The dbm solution seems making the blocking process extremely slow
See original GitHub issueFor me I have a 30K records to match agains to, and if I use the default dbm way it takes more than 10 minutes to match on, for example a 2 entries records. During the matching you could see output like this:
[2017-06-29 20:43:56,841: INFO/PoolWorker-1] 10000, 182.5327482 seconds
[2017-06-29 20:53:40,909: INFO/PoolWorker-1] 20000, 758.9884932 seconds
which I believe is the output from https://github.com/dedupeio/dedupe/blob/master/dedupe/blocking.py#L42
As so far we have enough memory, I had to change the code here to let the blocking happen in a dictionary in memory : https://github.com/dedupeio/dedupe/blob/master/dedupe/api.py#L1072
Basically, instead of returning shelf
, return an empty python dictionary:
def _temp_shelve():
fd, file_path = tempfile.mkstemp()
os.close(fd)
try:
shelf = shelve.open(file_path, 'n',
protocol=pickle.HIGHEST_PROTOCOL)
except Exception as e:
if 'db type could not be determined' in str(e):
os.remove(file_path)
shelf = shelve.open(file_path, 'n',
protocol=pickle.HIGHEST_PROTOCOL)
else:
raise
return {}, file_path # return python dictionary instead of shelf
This will make the blocking and matching process takes lots of memory but it can finish a 2 entries matching against 30K records in a few seconds.
Does this looks normal?
Also the dbm thing is not working for large data set on macOS, as by default there is no gdbm available for python3 on macOS (not exactly sure why) and it causes issue like this:
HASH: Out of overflow pages. Increase page size
Traceback (most recent call last):
File "/Users/tendres/PycharmProjects/dedupe/tests/test_shelve.py", line 25, in <module>
shelf[k] += [(i, record, ids)]
File "/Library/Frameworks/Python.framework/Versions/3.5/lib/python3.5/shelve.py", line 125, in __setitem__
self.dict[key.encode(self.keyencoding)] = f.getvalue()
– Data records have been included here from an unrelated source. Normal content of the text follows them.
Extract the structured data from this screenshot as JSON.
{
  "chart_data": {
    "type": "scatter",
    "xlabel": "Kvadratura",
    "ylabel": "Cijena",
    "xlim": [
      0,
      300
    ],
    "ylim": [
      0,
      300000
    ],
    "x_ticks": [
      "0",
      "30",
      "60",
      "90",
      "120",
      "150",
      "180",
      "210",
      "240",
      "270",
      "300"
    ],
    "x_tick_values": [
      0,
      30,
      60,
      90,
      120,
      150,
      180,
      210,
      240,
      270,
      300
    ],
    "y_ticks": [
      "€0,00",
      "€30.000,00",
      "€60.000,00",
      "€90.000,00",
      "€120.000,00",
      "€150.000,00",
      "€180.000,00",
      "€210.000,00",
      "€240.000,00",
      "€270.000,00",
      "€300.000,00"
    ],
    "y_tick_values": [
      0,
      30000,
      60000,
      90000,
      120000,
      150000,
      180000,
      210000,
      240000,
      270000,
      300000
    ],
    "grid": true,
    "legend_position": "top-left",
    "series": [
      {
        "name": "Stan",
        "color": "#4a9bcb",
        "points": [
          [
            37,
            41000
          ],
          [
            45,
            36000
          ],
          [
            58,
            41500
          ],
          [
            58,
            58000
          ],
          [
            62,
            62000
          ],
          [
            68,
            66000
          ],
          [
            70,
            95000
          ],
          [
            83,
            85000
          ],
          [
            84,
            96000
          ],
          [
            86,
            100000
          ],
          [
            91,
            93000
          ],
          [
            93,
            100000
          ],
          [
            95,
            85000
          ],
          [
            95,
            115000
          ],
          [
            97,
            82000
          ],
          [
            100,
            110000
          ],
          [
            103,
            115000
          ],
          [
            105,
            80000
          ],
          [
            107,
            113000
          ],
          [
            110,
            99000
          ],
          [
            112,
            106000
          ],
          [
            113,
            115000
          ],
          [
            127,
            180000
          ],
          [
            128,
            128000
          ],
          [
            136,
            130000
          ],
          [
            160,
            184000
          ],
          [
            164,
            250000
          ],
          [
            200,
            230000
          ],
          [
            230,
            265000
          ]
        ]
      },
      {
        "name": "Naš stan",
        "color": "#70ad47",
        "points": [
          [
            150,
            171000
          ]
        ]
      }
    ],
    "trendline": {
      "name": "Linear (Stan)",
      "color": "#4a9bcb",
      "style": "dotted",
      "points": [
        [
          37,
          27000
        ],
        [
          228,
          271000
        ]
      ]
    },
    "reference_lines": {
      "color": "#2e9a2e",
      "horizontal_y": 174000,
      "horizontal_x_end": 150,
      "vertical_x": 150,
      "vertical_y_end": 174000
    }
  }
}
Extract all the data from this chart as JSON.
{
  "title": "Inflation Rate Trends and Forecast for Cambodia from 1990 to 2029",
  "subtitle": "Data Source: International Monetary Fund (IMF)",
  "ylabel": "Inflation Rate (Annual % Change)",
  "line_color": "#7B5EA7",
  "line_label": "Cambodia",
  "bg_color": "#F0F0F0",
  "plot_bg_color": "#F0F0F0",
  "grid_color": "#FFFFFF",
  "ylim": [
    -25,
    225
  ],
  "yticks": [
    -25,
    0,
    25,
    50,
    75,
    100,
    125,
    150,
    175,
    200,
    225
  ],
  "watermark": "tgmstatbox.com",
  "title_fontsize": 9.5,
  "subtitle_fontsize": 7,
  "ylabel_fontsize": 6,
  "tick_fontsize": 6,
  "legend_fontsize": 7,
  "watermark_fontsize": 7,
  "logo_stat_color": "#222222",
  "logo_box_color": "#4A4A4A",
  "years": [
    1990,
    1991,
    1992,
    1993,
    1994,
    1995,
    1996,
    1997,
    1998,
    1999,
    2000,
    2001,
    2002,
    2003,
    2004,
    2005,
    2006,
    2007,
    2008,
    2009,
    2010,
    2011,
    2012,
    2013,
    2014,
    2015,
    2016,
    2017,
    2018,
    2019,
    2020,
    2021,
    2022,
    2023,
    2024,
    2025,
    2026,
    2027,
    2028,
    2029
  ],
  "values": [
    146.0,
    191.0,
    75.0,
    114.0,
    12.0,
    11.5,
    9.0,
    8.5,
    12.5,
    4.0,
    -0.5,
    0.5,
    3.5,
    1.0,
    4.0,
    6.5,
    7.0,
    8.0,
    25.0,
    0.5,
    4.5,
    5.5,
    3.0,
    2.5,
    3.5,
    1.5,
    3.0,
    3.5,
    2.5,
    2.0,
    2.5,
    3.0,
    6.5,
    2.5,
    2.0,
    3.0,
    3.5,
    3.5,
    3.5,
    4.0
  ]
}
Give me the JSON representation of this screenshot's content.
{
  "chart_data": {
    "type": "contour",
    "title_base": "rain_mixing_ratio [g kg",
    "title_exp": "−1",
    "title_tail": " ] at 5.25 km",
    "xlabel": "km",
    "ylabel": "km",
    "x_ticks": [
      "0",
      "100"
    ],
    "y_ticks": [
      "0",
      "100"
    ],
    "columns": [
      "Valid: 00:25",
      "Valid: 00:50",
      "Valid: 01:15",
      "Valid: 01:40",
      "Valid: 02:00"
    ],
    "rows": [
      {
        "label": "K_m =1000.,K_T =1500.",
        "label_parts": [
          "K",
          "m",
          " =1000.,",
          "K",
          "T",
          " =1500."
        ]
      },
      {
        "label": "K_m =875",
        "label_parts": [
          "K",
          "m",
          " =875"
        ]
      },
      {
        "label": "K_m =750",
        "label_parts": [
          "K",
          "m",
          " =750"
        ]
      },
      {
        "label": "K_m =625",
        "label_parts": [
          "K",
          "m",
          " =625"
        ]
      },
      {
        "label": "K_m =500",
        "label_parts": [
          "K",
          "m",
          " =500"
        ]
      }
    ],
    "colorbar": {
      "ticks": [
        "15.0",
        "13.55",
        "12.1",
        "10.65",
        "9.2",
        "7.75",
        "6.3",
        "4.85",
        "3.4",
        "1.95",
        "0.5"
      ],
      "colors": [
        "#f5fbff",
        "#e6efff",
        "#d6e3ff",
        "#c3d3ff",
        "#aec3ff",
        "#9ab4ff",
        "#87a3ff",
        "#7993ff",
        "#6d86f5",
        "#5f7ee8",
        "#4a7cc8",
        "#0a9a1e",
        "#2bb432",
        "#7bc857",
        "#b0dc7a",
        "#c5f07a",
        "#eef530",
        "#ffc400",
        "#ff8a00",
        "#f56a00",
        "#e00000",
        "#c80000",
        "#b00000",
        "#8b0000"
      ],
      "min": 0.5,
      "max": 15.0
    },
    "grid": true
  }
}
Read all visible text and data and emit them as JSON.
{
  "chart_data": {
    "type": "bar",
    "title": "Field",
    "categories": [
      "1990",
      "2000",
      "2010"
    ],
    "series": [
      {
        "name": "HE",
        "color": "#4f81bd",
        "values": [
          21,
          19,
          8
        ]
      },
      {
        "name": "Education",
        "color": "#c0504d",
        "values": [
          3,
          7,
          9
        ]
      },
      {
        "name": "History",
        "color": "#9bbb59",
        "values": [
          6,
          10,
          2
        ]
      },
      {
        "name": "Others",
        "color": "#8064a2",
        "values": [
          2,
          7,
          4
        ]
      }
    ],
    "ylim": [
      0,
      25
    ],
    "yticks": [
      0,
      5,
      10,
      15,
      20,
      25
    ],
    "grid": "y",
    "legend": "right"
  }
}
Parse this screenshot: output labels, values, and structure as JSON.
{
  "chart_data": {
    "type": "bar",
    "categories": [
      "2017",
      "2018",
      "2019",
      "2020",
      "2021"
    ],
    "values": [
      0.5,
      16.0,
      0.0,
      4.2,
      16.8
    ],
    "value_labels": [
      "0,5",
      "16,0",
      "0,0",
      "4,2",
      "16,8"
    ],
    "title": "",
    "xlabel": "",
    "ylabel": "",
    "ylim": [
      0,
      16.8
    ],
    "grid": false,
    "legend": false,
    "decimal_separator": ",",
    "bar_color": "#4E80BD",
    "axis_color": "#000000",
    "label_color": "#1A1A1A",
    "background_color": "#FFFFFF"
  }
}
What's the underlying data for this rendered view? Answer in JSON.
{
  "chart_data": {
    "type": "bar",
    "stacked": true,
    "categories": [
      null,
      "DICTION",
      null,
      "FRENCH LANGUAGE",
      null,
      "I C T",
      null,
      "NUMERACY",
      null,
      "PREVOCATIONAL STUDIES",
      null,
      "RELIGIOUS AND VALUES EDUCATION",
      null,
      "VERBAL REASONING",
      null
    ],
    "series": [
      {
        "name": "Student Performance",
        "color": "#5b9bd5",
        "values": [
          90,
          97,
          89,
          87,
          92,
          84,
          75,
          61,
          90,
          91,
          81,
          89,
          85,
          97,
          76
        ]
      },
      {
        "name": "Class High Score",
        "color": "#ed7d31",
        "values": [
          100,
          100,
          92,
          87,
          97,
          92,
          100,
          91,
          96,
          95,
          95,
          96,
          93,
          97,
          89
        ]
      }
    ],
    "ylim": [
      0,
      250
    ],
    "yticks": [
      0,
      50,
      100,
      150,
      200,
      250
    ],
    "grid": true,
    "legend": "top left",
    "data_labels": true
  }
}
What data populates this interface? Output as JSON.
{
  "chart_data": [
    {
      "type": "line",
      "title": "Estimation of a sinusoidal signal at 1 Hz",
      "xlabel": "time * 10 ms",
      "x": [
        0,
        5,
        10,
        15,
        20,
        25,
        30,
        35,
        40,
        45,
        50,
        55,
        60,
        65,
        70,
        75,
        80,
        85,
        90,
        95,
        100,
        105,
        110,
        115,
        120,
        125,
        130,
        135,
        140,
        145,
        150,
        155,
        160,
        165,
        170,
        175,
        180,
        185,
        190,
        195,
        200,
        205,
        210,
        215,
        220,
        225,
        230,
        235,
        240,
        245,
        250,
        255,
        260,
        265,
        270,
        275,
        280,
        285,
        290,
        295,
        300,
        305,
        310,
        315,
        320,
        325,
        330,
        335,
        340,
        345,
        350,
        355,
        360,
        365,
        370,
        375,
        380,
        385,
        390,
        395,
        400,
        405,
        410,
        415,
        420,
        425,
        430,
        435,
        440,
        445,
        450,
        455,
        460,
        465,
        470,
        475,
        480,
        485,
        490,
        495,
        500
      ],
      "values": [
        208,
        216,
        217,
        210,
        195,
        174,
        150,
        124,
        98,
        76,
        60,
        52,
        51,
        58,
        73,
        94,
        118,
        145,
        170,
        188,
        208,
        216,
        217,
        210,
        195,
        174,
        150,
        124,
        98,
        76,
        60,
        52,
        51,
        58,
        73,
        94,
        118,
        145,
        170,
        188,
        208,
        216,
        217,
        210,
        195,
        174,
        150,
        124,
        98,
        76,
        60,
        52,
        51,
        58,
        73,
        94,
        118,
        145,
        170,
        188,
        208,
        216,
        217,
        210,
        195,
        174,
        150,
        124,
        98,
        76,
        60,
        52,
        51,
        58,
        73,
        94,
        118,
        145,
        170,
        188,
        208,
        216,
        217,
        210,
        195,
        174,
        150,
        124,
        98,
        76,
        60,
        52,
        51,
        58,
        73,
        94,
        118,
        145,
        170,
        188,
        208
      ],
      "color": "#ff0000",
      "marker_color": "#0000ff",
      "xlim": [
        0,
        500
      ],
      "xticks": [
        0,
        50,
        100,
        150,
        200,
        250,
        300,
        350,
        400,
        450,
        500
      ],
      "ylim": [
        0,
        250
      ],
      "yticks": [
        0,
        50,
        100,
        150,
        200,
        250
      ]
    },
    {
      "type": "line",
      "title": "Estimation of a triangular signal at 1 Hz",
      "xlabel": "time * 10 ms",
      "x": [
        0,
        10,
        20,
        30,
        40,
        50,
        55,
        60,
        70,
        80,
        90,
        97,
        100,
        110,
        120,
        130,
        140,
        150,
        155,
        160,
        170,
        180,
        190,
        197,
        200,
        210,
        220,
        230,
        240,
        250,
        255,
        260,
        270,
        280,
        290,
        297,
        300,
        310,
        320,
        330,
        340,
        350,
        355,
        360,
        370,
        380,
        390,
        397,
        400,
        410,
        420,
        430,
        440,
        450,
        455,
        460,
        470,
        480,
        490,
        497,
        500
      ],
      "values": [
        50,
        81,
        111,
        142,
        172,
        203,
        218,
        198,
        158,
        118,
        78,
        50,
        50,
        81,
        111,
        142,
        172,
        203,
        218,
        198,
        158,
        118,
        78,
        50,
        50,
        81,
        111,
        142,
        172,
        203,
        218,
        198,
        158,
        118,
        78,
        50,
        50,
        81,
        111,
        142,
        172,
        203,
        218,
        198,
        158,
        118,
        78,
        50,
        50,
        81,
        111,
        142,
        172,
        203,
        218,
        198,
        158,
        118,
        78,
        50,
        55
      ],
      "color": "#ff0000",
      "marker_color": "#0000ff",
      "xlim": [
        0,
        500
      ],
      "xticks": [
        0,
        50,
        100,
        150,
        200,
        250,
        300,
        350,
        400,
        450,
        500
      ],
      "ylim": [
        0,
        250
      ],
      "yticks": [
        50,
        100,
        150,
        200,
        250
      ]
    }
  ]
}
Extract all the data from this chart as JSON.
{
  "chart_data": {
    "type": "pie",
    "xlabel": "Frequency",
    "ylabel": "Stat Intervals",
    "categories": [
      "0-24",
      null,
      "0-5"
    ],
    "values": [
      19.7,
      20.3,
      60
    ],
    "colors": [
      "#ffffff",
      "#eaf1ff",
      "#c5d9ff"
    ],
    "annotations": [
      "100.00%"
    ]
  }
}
_dbm.error: cannot add item to database
Process finished with exit code 1
also mentioned here: https://github.com/dedupeio/csvdedupe/issues/67
And it would be nice if we could have an option on the matching API to decide whether using shelve(or dbm), I suppose.
Issue Analytics
- State:
- Created 6 years ago
- Comments:16 (6 by maintainers)
Top GitHub Comments
@betocollin worked great! Thanks for the tip.
@fgregg looks like a bug in 1.7 on Mac OSX
If you do end up testing 1.7.0, have the larger dataset be the second one.